The table below shows a brief analysis of the input data. The file sizes and numbers of rows are based on the full data. The number of words are estimates for the total files based on a sample of 10000 lines from each file. To tokenise the files the data was washed to lowercase all characters and split into words based on groups of letters or an apostrophe.

Basic Stats
	SOURCE	FILE	SIZE	LINES	WORDS	UNIQUE
1	BLOG	en_US.blogs.txt	210160014	899288	37602739	29432
2	NEWS	en_US.news.txt	205811889	77259	2633095	29055
3	TWITTER	en_US.twitter.txt	167105338	2360148	29834631	14983

Word Usage Patterns

The aim is to predict the next word of text from the previous n words typed in. The application would offer a limited number of shortcuts with different words to choose from and if the shortcut is not available then the user will just have to type in the whole word. It stands to reason that there is no point in offering rare words as they will never be likely enough to be listed in the shortcuts. So in order to decide how many words will be on the offer list we will need to find a sweet spot which provides a good coverage of the words without being too long a list.

From the graph it appears the sweet spot is around 5000 words, providing more than 80% coverage. The table below shows the word in various ranked positions as an example of the words that would be excluded at various cut-offs.

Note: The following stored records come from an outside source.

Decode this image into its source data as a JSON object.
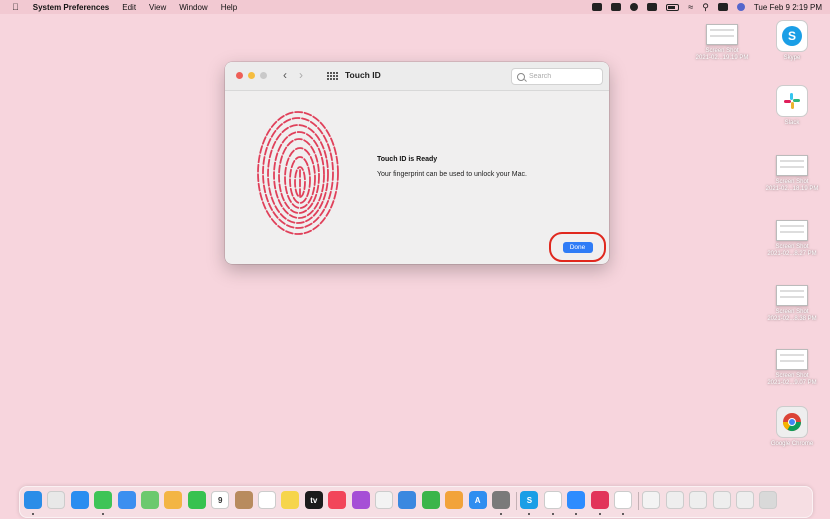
{
  "menubar": {
    "app_name": "System Preferences",
    "menus": [
      "Edit",
      "View",
      "Window",
      "Help"
    ],
    "clock": "Tue Feb 9  2:19 PM"
  },
  "window": {
    "title": "Touch ID",
    "search_placeholder": "Search",
    "message_title": "Touch ID is Ready",
    "message_body": "Your fingerprint can be used to unlock your Mac.",
    "done_label": "Done"
  },
  "desktop": {
    "items": [
      {
        "label": "Screen Shot\n2021-02...19.19 PM",
        "kind": "screenshot"
      },
      {
        "label": "Skype",
        "kind": "skype"
      },
      {
        "label": "Slack",
        "kind": "slack"
      },
      {
        "label": "Screen Shot\n2021-02...18.19 PM",
        "kind": "screenshot"
      },
      {
        "label": "Screen Shot\n2021-02...8.27 PM",
        "kind": "screenshot"
      },
      {
        "label": "Screen Shot\n2021-02...8.38 PM",
        "kind": "screenshot"
      },
      {
        "label": "Screen Shot\n2021-02...9.07 PM",
        "kind": "screenshot"
      },
      {
        "label": "Google Chrome",
        "kind": "chrome"
      }
    ]
  },
  "dock": {
    "apps": [
      {
        "name": "finder-icon",
        "color": "#2b8de8",
        "glyph": ""
      },
      {
        "name": "launchpad-icon",
        "color": "#e8e8e8",
        "glyph": ""
      },
      {
        "name": "safari-icon",
        "color": "#2a8df0",
        "glyph": ""
      },
      {
        "name": "messages-icon",
        "color": "#3fc457",
        "glyph": ""
      },
      {
        "name": "mail-icon",
        "color": "#3b8ff0",
        "glyph": ""
      },
      {
        "name": "maps-icon",
        "color": "#6cc96e",
        "glyph": ""
      },
      {
        "name": "photos-icon",
        "color": "#f3b544",
        "glyph": ""
      },
      {
        "name": "facetime-icon",
        "color": "#37c24f",
        "glyph": ""
      },
      {
        "name": "calendar-icon",
        "color": "#ffffff",
        "glyph": "9"
      },
      {
        "name": "contacts-icon",
        "color": "#b88b5e",
        "glyph": ""
      },
      {
        "name": "reminders-icon",
        "color": "#ffffff",
        "glyph": ""
      },
      {
        "name": "notes-icon",
        "color": "#f6d54b",
        "glyph": ""
      },
      {
        "name": "tv-icon",
        "color": "#1c1c1c",
        "glyph": "tv"
      },
      {
        "name": "music-icon",
        "color": "#f2455a",
        "glyph": ""
      },
      {
        "name": "podcasts-icon",
        "color": "#a64fd6",
        "glyph": ""
      },
      {
        "name": "news-icon",
        "color": "#f3f3f3",
        "glyph": ""
      },
      {
        "name": "keynote-icon",
        "color": "#3a88e0",
        "glyph": ""
      },
      {
        "name": "numbers-icon",
        "color": "#3bb54a",
        "glyph": ""
      },
      {
        "name": "pages-icon",
        "color": "#f2a33a",
        "glyph": ""
      },
      {
        "name": "app-store-icon",
        "color": "#2f8ef0",
        "glyph": "A"
      },
      {
        "name": "system-preferences-icon",
        "color": "#7a7a7a",
        "glyph": ""
      },
      {
        "name": "skype-icon",
        "color": "#1a9ee6",
        "glyph": "S"
      },
      {
        "name": "slack-icon",
        "color": "#ffffff",
        "glyph": ""
      },
      {
        "name": "zoom-icon",
        "color": "#2d8cff",
        "glyph": ""
      },
      {
        "name": "airmail-icon",
        "color": "#e2345a",
        "glyph": ""
      },
      {
        "name": "chrome-icon",
        "color": "#ffffff",
        "glyph": ""
      },
      {
        "name": "document-icon",
        "color": "#f3f3f3",
        "glyph": ""
      },
      {
        "name": "screenshot-stack-icon",
        "color": "#eeeeee",
        "glyph": ""
      },
      {
        "name": "screenshot-stack-icon",
        "color": "#eeeeee",
        "glyph": ""
      },
      {
        "name": "screenshot-stack-icon",
        "color": "#eeeeee",
        "glyph": ""
      },
      {
        "name": "screenshot-stack-icon",
        "color": "#eeeeee",
        "glyph": ""
      },
      {
        "name": "trash-icon",
        "color": "#d9d9d9",
        "glyph": ""
      }
    ]
  }
}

	position	blog	news	twitter	TOTAL
the	1	20853	19652	4080	44585
day	50	609	307	406	1322
many	100	444	285	74	803
list	500	76	76	25	177
built	1000	34	52	6	92
missouri	2000	5	39	1	45
software	3000	14	12	3	29
pitcher	4000	2	15	3	20
notion	5000	9	6	0	15
terrific	6000	6	4	2	12
beijing	7000	4	5	0	9
plaza	8000	1	6	1	8
timely	9000	4	1	2	7
sinned	10000	3	1	2	6

n-Grams

The above analysis shows that we will need a vocabulary of about 5000 words that could be predicted. These are 1-grams. Not very useful, as a 1-gram prediction algorithm will just predict the top k (say 3) most common words ie (the and that). We want the predictions to change as the user types in words. So the predicted word will need to take into account the previous word (2-grams) or the 2 previous words (3-grams) and so on. But this space gets huge. Even if the vocabulary is limited to 500 words, that makes a potential 25000000 2-grams, 525000000000 3-grams and so on. In practice the 2-gram list would need to modify the 1-gram popularity list so a word like ‘carpe’ always implies the next word is a ‘diem’. The number of additional 2-grams will need to be quite small and only contain those that significantly change the probabilities associated with the next word, likewise 3 grams and so on. I expect tuning these factors will be the most difficult task of the prediction algorithm.

Multiple predictions

The task here is not to predict the next word excatly, but to predict a small set of words that include the next word. This means we need to score and prioritise the different n-gram predictors in order to learn the best model.

Plan of action

My plan of action is to: - Define the vocabulary and 1-gram predictor number of words (n1)
- find all these words in the training data and build a list of 2-gram predictors of these words
- prune the 2-gram predictors to a reasonable number (n2) and a significant improvement on predictive power over the 1-grams (s2)
- find 3-gram predictors with number n3 and significance s3
- maybe stop at this point, maybe go on to 4-grams
- using a validation sample, try to determine the optimal values for n1,n2,n3,…, s2, s3,… as well as which model to use and how to fall back to the lower model
- once we have the optimal values fit the model on the largest training set my computer can handle.